По округе снова пошли сплетни, но и теперь они касались мадонны Стуарти. Пусть садовников и не было в поле зрения Катрионы, никто не мог запретить им разглядывать ее откуда-нибудь из-за кустарника. В таверне Джованны Руссо они потом восхищались ее золотистыми волосами (они так и не обрели прежнего цвета темного меда), превозносили изумрудно-зеленые глаза, вовсю расхваливали великолепную кожу и прекрасное лицо без единой морщинки, поражались стройности фигуры.

Джованна Руссо подливала им в кружки лучшее местное вино, шлепала по шаловливым ручонкам и жадно слушала. Ей всегда была интересна жена любовника, хотя он никогда о ней не говорил, и женщина была уверена, что скорбь, угнетавшая лорда, связана с какой-то трагедией, произошедшей с его женой. Он навещал Джованну только для удовлетворения мужских потребностей, но она была довольна и этим. Он ничего ей не обещал, но оказался лучшим любовником из всех, что у нее когда-либо были – сильным, нежным и заботливым.

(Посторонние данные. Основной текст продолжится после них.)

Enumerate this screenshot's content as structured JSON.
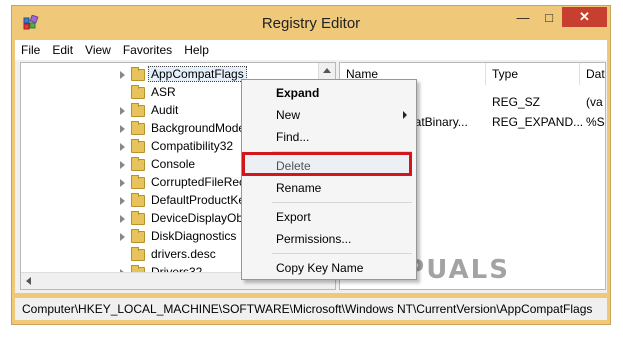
{
  "window": {
    "title": "Registry Editor",
    "controls": {
      "minimize": "—",
      "maximize": "□",
      "close": "✕"
    }
  },
  "menubar": [
    "File",
    "Edit",
    "View",
    "Favorites",
    "Help"
  ],
  "tree": {
    "items": [
      {
        "label": "AppCompatFlags",
        "selected": true
      },
      {
        "label": "ASR"
      },
      {
        "label": "Audit"
      },
      {
        "label": "BackgroundMode"
      },
      {
        "label": "Compatibility32"
      },
      {
        "label": "Console"
      },
      {
        "label": "CorruptedFileRec"
      },
      {
        "label": "DefaultProductKe"
      },
      {
        "label": "DeviceDisplayObj"
      },
      {
        "label": "DiskDiagnostics"
      },
      {
        "label": "drivers.desc"
      },
      {
        "label": "Drivers32"
      }
    ]
  },
  "values_pane": {
    "headers": {
      "name": "Name",
      "type": "Type",
      "data": "Dat"
    },
    "rows": [
      {
        "name": "",
        "type": "REG_SZ",
        "data": "(va"
      },
      {
        "name": "patBinary...",
        "type": "REG_EXPAND...",
        "data": "%S"
      }
    ]
  },
  "context_menu": {
    "expand": "Expand",
    "new": "New",
    "find": "Find...",
    "delete": "Delete",
    "rename": "Rename",
    "export": "Export",
    "permissions": "Permissions...",
    "copy_key_name": "Copy Key Name"
  },
  "status_path": "Computer\\HKEY_LOCAL_MACHINE\\SOFTWARE\\Microsoft\\Windows NT\\CurrentVersion\\AppCompatFlags",
  "watermark": "APPUALS",
  "colors": {
    "frame": "#f0c87a",
    "close": "#c7402f",
    "highlight_box": "#d2161c"
  }
}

Однажды Джованне удалось проскользнуть в парк при вилле: очень уж хотелось увидеть соперницу, – и потом ее раздирали противоречивые мысли.

Если прекрасная леди снова обретет здоровье, Джованна наверняка потеряет любовника. Но она по-своему любила Ботвелла и хотела, чтобы он тоже обрел счастье. Будучи доброй и сострадательной, она стала возжигать в деревенской церкви свечи за Катриону.

Как-то во время очередной прогулки Ботвелл жестом отослал постоянных компаньонок своей жены, взял ее под руку и сам повел по залитому предзакатным солнцем парку.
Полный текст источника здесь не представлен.